The A’s have made five trips to Southern Nevada to explore possible relocation to the Las Vegas Valley. They are planning another trip in a couple of weeks, Kaval said.
In the city of Oakland’s proposal that the city council approved in July — one the A’s didn’t agree with — a tax district is planned to generate money to repay the team for infrastructure-related costs at the site of a planned waterfront ballpark site.
As late as Friday, Kaval had expressed the team’s dismay that the city voted on its own proposal and not the one the A’s presented. The A’s proposal didn’t include the requirement to have the county on board with the tax district, as the city’s does, Kaval said.
In a letter sent Friday to Oakland city administrator Edward Reiskin by Alameda County administrator Susan Muranishi, concern was raised regarding how the A’s responded to the city’s counterproposal for the proposed $12 billion Howard Terminal ballpark development. Muranishi sent a similar letter to the city.

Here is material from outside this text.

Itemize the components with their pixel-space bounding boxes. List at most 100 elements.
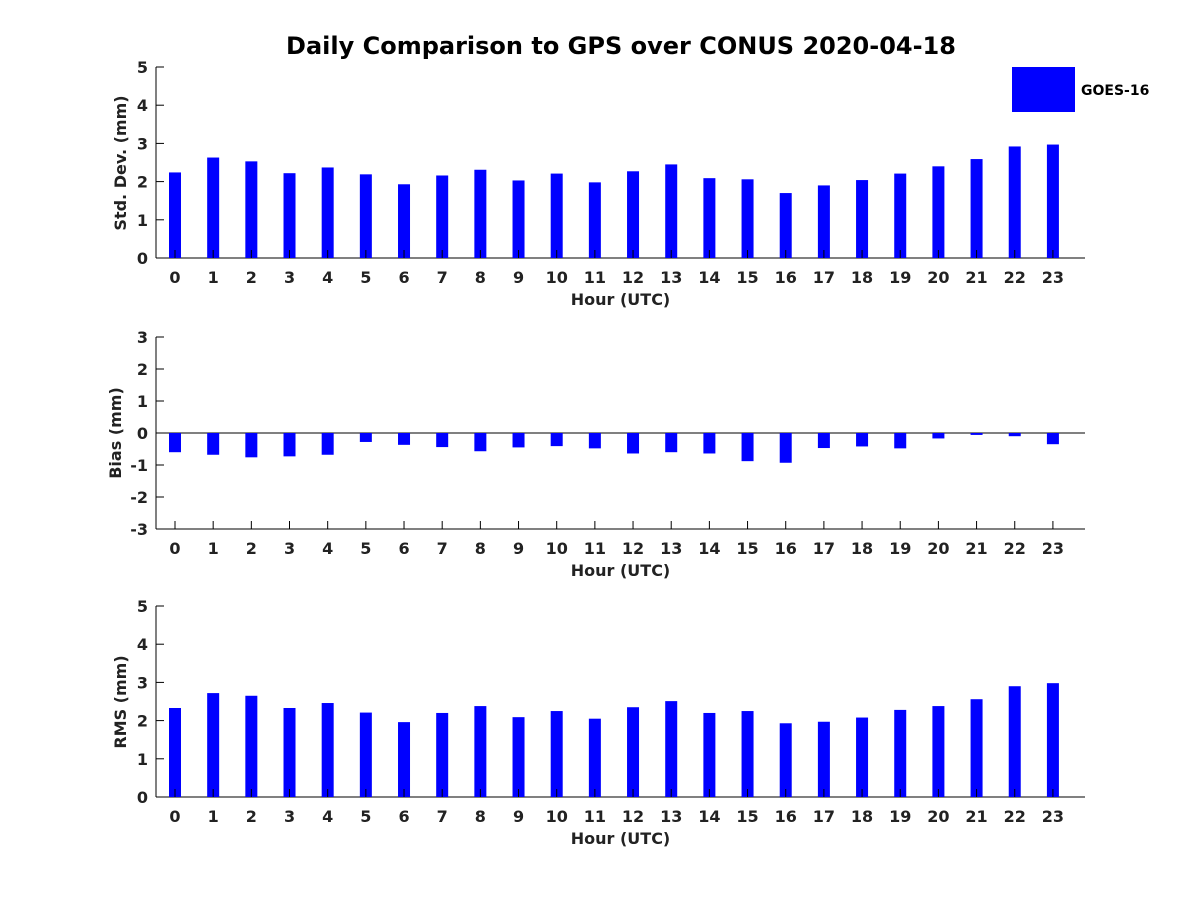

“Based on Kaval’s consistent statement of disappointment that the city did not vote on the A’s proposal, it is apparent that the chasm between the A’s proposal and the city’s counterproposal is not limited to whether the county will join the city’s proposed Infrastructure Financing District,” Muranishi’s letter read. “It appears that the hurdles in the city’s counterproposal include economic impacts of proposed community benefit obligations, affordable housing obligations, as well as the contingency that shifts economic costs to the county. … It remains unclear that the A’s will complete a deal with Oakland even if the county agreed to join the IFD.”
Kaval called the development concerning, as the A’s were hoping to have the county vote on its possible involvement in the tax district next month, something that Muranishi’s letter noted no longer would occur.
“It’s really disappointing to see what’s happening with these letters from the county,” Kaval said. “This is injecting a lot more uncertainty in Oakland and getting to a deal. We’re still working hard to see if we can bridge the gap, but this is another big complication.”
Kaval said the A’s are waiting to hear back from the city to determine what this means or if it is willing to revise its proposal.
“It may create an insurmountable gap on the financial side,” Kaval said.
Muranishi noted the county wanted to meet with city officials in September but added that the questions surrounding the negotiations and final results from an environmental impact review weren’t expected until year’s end.
“This again confirms that county staff will not return to the board of supervisors in September with recommendations,” Muranishi wrote. “The current status is too speculative and uncertain for the county to move forward now and commit limited staff and financial resources on a costly independent analysis. We welcome ongoing updates from the city as your negotiations with the A’s progress to help inform the timing of our next steps.”
If the county and city’s meeting resulted in a vote by Alameda officials in October, that would still fit in the A’s time frame to have an answer in Oakland.
“That would be significant if that, in fact, happens,” Kaval said. “I don’t know if that will happen. At some point, all these loose ends need to be tied up. As they continue to be out there festering, it’s concerning for the success of the project.”